Housing assistance. About $ 30 billion would be provided in housing assistance and $ 10 billion in mortgage relief.

Paid leave and employee retention. Companies would be entitled to tax credits if they offer paid time off to their employees. The law would also extend a tax credit for employee retention.

Direct payments. Financial aid would be increased by $ 1,400, in addition to the $ 600 that Congress voted in December.

States and local governments. The bill includes $ 350 billion to help states and local governments close budget deficits. One concern among studios has been that lawmakers looking to cut budgets will target film and TV production incentives.

Minimum wage. The House bill includes a provision to raise the federal minimum wage to $ 15 an hour, the first boost since 2009, when it was set at $ 7.25. But the provision is unlikely to survive when the bill goes to the Senate. The parliamentarian ruled on Thursday that a minimum wage increase could not be included in the bill, as Democrats seek to pass the legislation by simple majority, in a process known as reconciliation. Otherwise, it would take 60 votes to overcome a threat of obstruction.

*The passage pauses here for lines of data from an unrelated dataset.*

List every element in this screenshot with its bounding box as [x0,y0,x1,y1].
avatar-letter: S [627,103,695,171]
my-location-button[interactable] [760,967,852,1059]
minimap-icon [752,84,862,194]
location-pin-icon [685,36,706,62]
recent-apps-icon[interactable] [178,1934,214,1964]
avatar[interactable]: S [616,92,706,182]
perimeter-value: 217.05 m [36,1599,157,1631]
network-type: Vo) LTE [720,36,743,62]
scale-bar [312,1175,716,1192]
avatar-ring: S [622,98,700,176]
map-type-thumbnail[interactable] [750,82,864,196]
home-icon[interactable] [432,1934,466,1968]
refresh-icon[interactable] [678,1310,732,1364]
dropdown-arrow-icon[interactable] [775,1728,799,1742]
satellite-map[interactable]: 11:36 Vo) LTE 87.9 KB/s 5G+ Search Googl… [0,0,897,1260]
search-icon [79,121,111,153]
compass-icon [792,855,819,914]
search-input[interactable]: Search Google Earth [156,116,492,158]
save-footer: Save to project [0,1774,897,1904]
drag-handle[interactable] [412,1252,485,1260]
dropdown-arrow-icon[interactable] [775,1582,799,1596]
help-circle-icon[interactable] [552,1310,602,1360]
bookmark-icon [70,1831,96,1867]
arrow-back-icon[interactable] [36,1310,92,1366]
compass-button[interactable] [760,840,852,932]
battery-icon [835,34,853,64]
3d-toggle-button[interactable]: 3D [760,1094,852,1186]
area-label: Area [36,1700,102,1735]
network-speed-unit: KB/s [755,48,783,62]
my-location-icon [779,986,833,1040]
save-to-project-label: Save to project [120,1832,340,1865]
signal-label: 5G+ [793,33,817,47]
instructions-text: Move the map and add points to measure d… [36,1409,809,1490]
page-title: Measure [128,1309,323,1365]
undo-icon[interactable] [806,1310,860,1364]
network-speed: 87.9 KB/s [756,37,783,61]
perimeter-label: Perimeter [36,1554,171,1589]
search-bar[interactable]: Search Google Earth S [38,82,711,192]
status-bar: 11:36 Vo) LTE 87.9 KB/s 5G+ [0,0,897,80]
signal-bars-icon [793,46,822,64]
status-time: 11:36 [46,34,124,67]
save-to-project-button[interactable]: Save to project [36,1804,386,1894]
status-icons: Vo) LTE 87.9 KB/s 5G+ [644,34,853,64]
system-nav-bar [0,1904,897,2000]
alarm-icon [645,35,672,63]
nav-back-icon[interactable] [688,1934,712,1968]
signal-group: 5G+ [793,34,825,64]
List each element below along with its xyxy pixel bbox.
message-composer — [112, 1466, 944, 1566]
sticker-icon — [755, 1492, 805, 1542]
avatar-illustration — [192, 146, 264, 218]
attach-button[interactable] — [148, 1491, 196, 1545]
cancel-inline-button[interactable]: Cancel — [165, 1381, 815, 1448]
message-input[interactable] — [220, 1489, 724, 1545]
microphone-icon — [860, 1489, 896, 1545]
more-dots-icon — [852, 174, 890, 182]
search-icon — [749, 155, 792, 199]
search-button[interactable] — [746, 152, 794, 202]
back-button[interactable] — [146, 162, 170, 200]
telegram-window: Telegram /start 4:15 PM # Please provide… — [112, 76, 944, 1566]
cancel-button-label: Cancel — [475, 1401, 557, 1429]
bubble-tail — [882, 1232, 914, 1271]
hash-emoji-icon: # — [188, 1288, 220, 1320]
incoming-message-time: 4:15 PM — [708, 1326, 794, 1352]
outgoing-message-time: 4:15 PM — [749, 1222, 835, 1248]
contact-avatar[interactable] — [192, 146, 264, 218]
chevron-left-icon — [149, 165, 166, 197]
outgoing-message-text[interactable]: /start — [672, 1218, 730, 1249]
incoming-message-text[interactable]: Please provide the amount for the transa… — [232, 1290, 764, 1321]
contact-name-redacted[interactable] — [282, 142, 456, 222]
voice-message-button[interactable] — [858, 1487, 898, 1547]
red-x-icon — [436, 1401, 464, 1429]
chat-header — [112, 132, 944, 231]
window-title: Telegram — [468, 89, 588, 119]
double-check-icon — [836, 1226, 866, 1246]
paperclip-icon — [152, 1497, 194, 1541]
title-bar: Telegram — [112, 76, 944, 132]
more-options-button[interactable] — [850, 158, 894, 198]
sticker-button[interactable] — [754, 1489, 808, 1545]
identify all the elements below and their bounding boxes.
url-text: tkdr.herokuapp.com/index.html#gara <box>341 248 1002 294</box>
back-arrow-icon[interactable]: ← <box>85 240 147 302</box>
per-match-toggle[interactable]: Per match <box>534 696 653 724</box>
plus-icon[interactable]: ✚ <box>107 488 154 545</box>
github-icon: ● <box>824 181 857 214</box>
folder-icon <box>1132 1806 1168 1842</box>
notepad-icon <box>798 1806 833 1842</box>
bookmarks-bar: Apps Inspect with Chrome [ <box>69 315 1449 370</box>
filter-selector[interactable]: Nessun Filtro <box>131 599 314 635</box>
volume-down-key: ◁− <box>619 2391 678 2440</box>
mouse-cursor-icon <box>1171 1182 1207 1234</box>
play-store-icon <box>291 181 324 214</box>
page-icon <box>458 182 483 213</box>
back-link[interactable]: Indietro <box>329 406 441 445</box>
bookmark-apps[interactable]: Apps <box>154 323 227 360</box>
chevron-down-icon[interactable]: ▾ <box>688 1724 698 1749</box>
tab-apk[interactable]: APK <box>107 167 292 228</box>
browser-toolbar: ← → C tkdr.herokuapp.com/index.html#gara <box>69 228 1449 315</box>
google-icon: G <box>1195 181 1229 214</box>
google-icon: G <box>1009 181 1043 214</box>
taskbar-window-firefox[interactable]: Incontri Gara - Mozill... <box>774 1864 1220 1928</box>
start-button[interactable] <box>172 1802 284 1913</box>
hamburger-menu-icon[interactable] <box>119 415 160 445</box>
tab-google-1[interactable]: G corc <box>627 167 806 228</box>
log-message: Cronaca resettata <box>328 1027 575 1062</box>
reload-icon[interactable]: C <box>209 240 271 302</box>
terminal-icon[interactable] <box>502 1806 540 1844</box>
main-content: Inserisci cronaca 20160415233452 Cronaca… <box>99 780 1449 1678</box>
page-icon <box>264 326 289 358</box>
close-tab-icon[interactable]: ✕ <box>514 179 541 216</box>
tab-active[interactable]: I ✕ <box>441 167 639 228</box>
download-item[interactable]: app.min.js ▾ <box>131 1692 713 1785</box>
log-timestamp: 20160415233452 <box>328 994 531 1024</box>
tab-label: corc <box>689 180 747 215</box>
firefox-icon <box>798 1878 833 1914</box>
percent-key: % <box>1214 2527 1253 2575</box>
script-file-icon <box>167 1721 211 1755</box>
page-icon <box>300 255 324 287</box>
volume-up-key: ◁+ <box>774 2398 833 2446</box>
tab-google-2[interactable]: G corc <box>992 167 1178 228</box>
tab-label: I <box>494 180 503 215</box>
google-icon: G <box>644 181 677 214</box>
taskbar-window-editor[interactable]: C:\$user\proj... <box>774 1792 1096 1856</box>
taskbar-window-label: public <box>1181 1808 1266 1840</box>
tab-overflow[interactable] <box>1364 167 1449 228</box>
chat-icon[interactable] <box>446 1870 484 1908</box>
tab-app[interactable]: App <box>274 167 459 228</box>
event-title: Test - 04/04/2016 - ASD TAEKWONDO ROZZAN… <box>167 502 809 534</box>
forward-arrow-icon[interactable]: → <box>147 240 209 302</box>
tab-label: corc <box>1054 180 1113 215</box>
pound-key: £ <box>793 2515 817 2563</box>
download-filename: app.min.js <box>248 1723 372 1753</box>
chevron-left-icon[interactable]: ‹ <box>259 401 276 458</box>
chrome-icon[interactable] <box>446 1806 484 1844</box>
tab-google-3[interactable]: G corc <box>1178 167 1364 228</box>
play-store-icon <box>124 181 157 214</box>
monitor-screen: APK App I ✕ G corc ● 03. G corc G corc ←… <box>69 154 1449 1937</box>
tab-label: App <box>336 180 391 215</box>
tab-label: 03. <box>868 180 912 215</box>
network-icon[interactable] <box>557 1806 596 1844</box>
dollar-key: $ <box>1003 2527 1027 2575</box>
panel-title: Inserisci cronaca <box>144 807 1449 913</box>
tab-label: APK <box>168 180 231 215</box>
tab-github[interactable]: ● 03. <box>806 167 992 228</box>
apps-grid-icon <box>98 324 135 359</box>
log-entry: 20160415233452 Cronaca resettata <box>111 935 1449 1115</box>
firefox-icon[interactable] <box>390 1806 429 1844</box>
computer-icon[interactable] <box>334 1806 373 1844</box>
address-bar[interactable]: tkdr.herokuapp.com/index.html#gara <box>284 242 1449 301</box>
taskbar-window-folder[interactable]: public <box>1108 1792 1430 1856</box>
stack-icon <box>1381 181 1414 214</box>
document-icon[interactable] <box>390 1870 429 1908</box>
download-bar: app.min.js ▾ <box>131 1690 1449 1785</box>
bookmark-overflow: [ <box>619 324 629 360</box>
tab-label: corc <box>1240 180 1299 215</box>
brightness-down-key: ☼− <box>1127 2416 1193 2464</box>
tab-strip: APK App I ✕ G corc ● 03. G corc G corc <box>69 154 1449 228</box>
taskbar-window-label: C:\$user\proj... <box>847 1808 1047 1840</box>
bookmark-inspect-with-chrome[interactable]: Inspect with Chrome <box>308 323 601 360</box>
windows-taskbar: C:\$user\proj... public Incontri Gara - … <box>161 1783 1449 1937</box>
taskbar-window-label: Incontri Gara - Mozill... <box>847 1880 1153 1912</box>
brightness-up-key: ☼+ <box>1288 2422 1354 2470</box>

Arts. The National Endowment for the Arts and the National Endowment for the Humanities would each receive $ 135 million in emergency aid for direct grants, and to state and regional organizations seeking to recover from a lack of funding.

Small and medium enterprises. The Covid-19 bill that passed in December singled out concert halls and cinemas for $ 15 billion in relief; this bill would target $ 25 billion in restaurants and bars that have seen huge sales declines. The latest bill also expanded the eligibility of newspapers and television stations for the key small and medium-sized business loan program, the Paycheck Protection Program; this legislation extends this eligibility to PPP loans for digital media companies.

Earlier this week, the Biden administration also announced a separate effort that could boost relief for self-employed workers in entertainment and other industries. It is changing the way it calculates the amount that sole proprietors, independent contractors and workers can receive in P3 loans. The formula was a multiple of net profits, according to CNBC. From now on, the calculation will be done via gross income. This is a significant difference, given that many self-employed people break even or report a loss on their taxes after calculating their expenses. The Small Business Administration has also established an exclusive two-week period, until March 10, for the smallest business (less than 20 employees) to apply for PPP loans.